The incentives offered in the Union Budget 2007-08 for research and development and to encourage clinical trials in the country are right policy initiatives to help the growth of drug discovery in the country, feel industry circles.
Though they feel the R&D incentives announced were not upto the expectations, a combination of the different incentives would help the Indian companies devote more funds on research and development.
With the product patent regime in place, the Indian pharmaceutical industry have to stress more on R&D to compete in the global pharmaceutical scenario.
Until a few years ago, most of the Indian pharmaceutical companies were spending less than four per cent of their turnover for developing new processes for existing molecules.
Now most of the major Indian companies earmark seven to 10 per cent of their sales turnover for developing new chemical entities and novel drug delivery systems and this is poised to increase in future.
In this context, incentives like concessional rate of five per cent customs duty to import products for research purposes and 2.5 per cent reduction in customs duty on 15 specified machinery for research and development related purposes are desired booster for the sector, felt industry circles.
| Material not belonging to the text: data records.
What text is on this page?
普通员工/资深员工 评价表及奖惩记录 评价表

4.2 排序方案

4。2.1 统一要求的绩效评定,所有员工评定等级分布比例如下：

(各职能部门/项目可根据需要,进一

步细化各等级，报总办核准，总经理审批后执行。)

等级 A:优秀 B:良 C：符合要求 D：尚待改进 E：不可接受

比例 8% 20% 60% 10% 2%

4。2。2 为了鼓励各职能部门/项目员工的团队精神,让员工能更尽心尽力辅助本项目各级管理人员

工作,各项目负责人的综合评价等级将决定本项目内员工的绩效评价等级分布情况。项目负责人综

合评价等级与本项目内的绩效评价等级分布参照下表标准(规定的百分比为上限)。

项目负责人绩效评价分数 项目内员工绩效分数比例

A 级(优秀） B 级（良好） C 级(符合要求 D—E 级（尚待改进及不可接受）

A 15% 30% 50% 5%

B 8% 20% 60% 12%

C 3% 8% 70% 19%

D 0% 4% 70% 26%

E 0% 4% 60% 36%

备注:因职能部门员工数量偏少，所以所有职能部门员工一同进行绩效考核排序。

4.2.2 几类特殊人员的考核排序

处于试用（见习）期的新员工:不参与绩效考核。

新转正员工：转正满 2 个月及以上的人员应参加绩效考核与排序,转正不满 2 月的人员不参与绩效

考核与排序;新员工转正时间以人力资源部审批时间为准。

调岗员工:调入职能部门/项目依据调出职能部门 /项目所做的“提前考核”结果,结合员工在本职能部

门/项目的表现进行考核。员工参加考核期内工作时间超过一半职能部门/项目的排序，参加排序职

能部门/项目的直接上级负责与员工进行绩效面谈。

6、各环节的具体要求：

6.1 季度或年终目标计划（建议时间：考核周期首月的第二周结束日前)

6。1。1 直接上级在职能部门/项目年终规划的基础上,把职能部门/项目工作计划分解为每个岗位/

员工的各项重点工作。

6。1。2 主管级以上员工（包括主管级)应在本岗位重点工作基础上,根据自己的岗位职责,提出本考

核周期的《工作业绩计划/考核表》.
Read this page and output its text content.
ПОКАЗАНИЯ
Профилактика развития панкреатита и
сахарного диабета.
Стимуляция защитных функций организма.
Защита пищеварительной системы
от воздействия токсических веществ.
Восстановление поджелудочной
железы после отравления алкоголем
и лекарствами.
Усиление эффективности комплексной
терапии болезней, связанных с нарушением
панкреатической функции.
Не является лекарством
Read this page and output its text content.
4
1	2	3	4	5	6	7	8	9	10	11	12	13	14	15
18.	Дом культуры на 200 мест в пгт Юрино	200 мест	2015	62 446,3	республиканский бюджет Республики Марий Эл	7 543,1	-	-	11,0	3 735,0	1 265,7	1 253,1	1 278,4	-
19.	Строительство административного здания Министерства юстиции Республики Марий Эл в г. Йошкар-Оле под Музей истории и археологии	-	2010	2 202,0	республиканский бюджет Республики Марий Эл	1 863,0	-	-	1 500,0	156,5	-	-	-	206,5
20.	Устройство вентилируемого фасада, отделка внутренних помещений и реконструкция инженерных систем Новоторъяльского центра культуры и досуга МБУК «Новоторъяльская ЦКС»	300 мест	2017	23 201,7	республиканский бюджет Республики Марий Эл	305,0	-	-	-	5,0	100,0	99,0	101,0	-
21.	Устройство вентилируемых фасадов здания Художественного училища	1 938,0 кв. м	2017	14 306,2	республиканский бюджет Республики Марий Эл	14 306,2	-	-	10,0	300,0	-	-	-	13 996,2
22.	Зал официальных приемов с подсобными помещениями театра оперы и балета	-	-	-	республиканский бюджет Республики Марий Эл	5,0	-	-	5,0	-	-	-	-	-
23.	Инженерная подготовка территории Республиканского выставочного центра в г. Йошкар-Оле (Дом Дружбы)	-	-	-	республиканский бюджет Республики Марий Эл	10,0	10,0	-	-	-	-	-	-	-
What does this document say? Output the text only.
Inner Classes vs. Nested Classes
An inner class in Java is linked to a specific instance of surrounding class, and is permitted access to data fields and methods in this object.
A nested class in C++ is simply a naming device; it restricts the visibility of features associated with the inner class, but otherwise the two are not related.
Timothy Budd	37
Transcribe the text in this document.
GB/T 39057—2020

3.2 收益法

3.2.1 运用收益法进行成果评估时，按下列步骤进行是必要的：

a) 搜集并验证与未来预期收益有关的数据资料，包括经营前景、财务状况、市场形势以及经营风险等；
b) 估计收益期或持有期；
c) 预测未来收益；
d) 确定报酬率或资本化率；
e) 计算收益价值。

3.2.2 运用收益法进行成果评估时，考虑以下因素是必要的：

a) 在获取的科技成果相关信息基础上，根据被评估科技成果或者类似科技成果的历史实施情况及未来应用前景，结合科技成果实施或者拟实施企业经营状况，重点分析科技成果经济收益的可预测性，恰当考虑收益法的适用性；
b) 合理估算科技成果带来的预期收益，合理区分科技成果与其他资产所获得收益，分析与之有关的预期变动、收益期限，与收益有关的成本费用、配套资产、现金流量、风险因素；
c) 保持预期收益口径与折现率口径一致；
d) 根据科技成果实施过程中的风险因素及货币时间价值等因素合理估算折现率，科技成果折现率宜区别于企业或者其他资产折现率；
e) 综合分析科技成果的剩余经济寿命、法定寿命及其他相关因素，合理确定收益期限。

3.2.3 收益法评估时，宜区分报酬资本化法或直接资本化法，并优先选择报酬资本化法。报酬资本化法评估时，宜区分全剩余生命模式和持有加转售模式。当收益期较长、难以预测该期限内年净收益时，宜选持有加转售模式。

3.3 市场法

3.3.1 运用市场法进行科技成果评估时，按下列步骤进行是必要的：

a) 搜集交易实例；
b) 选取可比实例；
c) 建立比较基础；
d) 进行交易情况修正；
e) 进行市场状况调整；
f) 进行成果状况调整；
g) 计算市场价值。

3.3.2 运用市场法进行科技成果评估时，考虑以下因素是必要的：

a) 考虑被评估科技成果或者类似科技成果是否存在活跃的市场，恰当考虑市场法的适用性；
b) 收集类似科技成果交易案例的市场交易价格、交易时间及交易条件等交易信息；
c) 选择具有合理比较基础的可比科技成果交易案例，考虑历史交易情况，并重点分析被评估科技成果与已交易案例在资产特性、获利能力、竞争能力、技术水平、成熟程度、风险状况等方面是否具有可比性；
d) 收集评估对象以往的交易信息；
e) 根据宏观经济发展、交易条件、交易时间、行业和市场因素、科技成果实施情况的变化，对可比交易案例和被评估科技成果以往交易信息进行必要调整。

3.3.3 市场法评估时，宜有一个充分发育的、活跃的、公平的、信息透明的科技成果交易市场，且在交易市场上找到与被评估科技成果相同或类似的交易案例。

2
"The pass-through status granted for venture capital funds in respect of investments in undertakings in biotech and R&D of New Chemical Entities indicates that the government sees these as sunrise sectors" noted K Raghavendra Rao, managing director, Orchid Chemicals & Pharmaceuticals Ltd.
"The decisions to boost R&D sector is a very positive development for increasing investment in India's knowledge economy" reacted Dr Swati Piramal, director, Nicholas Piramal India.
According to Kamal K Sharma, managing director, Lupin, the sops should have been extended to other allied and incidental activities pertaining to R&D, which strengthen Intellectual Property.
Analysts said removal of service tax on clinical trials would help India compete with emerging clinical trial destinations like China, Malaysia and Singapore.
The Indian clinical trial sector is poised to grow as Rs 5,000 crore (Rs 50 billion) industry by 2010 as per a McKinsey estimate, and the decision to take away 12.24 per cent service tax would help the 100-odd clinical trial organisations in the country conduct multi-centric global trials in India at much cheaper rates.
The provision of 10 per cent service tax was introduced in the 2005-06 Budget and in the 2006-07 Budget, this was increased to 12.24 per cent.
On average, a global clinical trial conducted in India costs anywhere between Rs 2500,000 to Rs 5000,000 (Rs 2.5 to Rs 5 million) and the CROs used to pass on the additional burden to the sponsor of the trials.